FATHER'S GAY

President Obama Invites Gay Dads To White House For Father’s Day

gay-dads-white-houseTwo gay dads from Lansing, Michigan were surprised and honored when they received an invitation to celebrate Father’s Day at the White House from the nation’s First Dad. Kent and Diego Love-Ramirez will spend today, Friday, on the South Lawn of the White House with President Obama, even though their home state doesn’t recognize them as a family.

Kent and Diego’s son Lucas was born on New Year’s Day in 2011. Diego cut the umbilical cord and Kent was the first person to hold him. Ever since they brought Lucas home they have been, in Kent’s words, “very attentive and very intentional parents.” The presidential invitation, then, is not only an honor but a validation.

“For us, it’s especially meaningful,” Kent told the Detroit Free Press. “Because Michigan doesn’t have second parent adoption, we’re not both legally recognized as Lucas’ fathers. Only one of us is. It’s nice that even though we don’t have legal recognition in our home state that the White House has seen fit to include us.”
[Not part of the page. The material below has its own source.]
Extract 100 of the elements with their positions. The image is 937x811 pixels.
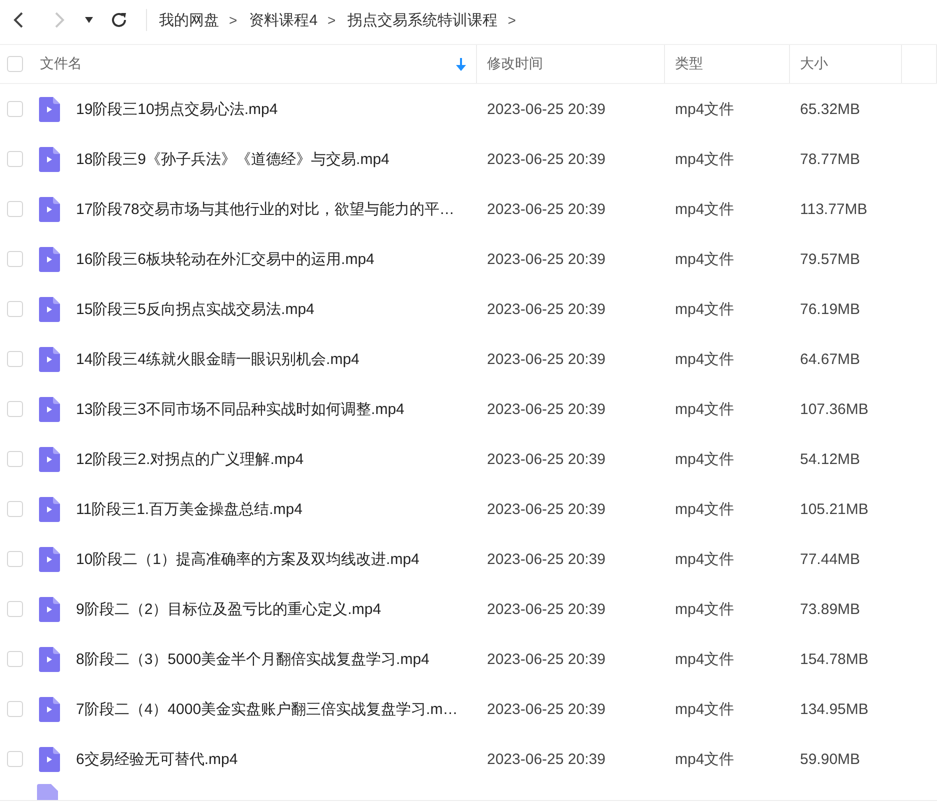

The Love-Ramerizes were chosen for their work with the Family Equality Council after the White House came looking for “dynamic father leaders.” During last year’s Michigan Pride, they volunteered to set up a family space. Last December, they brought along Lucas when they testified against a Michigan House bill that would have allowed faith-based organizations to opt out of performing or assisting in adoptions on religious grounds.

“By all accounts, our adoptive story is a perfect example of how children in need should find their way to loving families,” Kent told a committee at the time. “Yet these bills threaten to allow bigotry and individual subjectivity to trump the state’s criteria for determining the eligibility of a family.”

Having worked so hard to be together, Kent and Diego won’t actually spend Father’s Day with each other. Diego’s a pilot for Delta Air Lines and he has to miss a day of training on a new aircraft to attend today’s fatherly festivities — he’ll have to make up for it on Sunday.

“But we’re OK with that,” Kent said. “We’ll be apart for Father’s Day, but we’ll be together for this.”